Surveillance for the 2000-2001 influenza season began the week ending Saturday, October 9, 2001, and continued weekly through April 30, 2001, tracking the numbers of patients presenting with "influenza-like-illness" (ILI). ILI is defined for the purpose of surveillance by the CDC as, " Fever (> 100 F[37.80 C] oral or equivalent) and cough or sore throat (in absence of a known cause)." In addition to tracking the number of patients with ILI, participants reported the total number of patients, broken down by specified age groups. Sentinel sites reported weekly, submitting the reports to the repository at the CDC via the internet, telephone, or facsimile. Additionally, participants collected nasopharyngeal swabs from patients with ILI whose onset of classic clinical signs had begun within 72 hours of the appointment. The swabs were sent to the Indiana State Department of Health (ISDH) Laboratories. The ISDH Labs conducted viral isolation and identification of influenza by type and subtype. During the surveillance period, sentinel sites saw 149,041 patients, of which 1,086 sought care for ILI. Figure Inf2 shows the percent of patients seeking care for ILI during the 1997-1998 through 2000-2001 seasons..

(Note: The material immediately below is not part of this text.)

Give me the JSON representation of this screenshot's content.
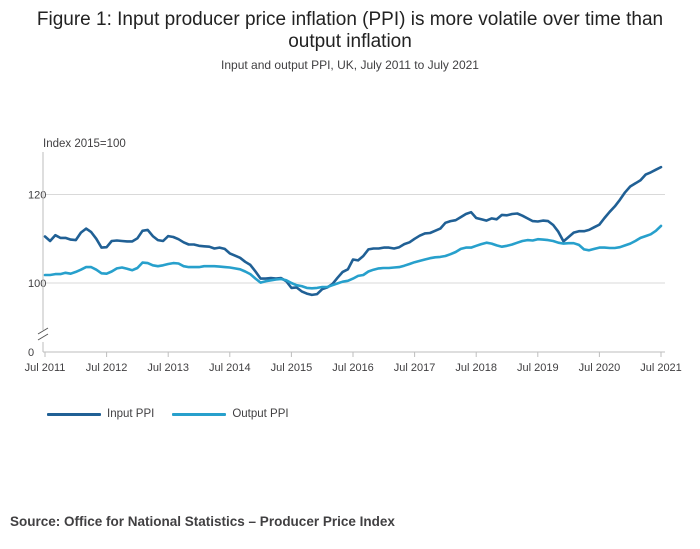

The index case occurred during the week ending November 25, 2000. The specimen was typed H1N1 and was obtained from a 20-year-old female from Vanderburgh County. The percentage of patients seen with ILI did not peak until the week ending January 27, 2001. Figure Inf3 presents the results of nasopharyngeal culturing of ILI patients. Unlike the previous season (1999-2000), where influenza A (H3N2) occurred throughout the season, the 2000-2001 season had influenza A (H1N1) and influenza B occurring simultaneously. Indiana did not have any confirmed influenza A (H3N2) during the entire influenza season. Typed influenza isolates were the same as those present in the 2000-2001 trivalent influenza vaccine. The components in the trivalent influenza vaccine were: A/Panama/2007/99-like, A/New Caledonia/20 /99-like, and B/Yamanashi.

Influenza A and B infections were widely distributed throughout Indiana, but the 2000-2001 season was considered to be mild. Of the 183 influenza cultures from Indiana that were typed by the ISDH Labs and the World Health Organization/National Respiratory and Enteric Virus Surveillance System Collaborating Laboratories, 122(68%) were Influenza A (H1N1), 0 (0%) were influenza A (H3N2), and 58 (32%) were influenza B. No influenza C infection was identified during the 2000-2001 season.

The age distribution of the patients seeking treatment of ILI correlated with the age distribution of previous years, with the exception of the 1999-2000 season. During the 1999-2000 season, the proportion of patients ages 5-24 was less than 50%. Figure Inf4 demonstrates the age distribution for the 2000-2001 influenza season.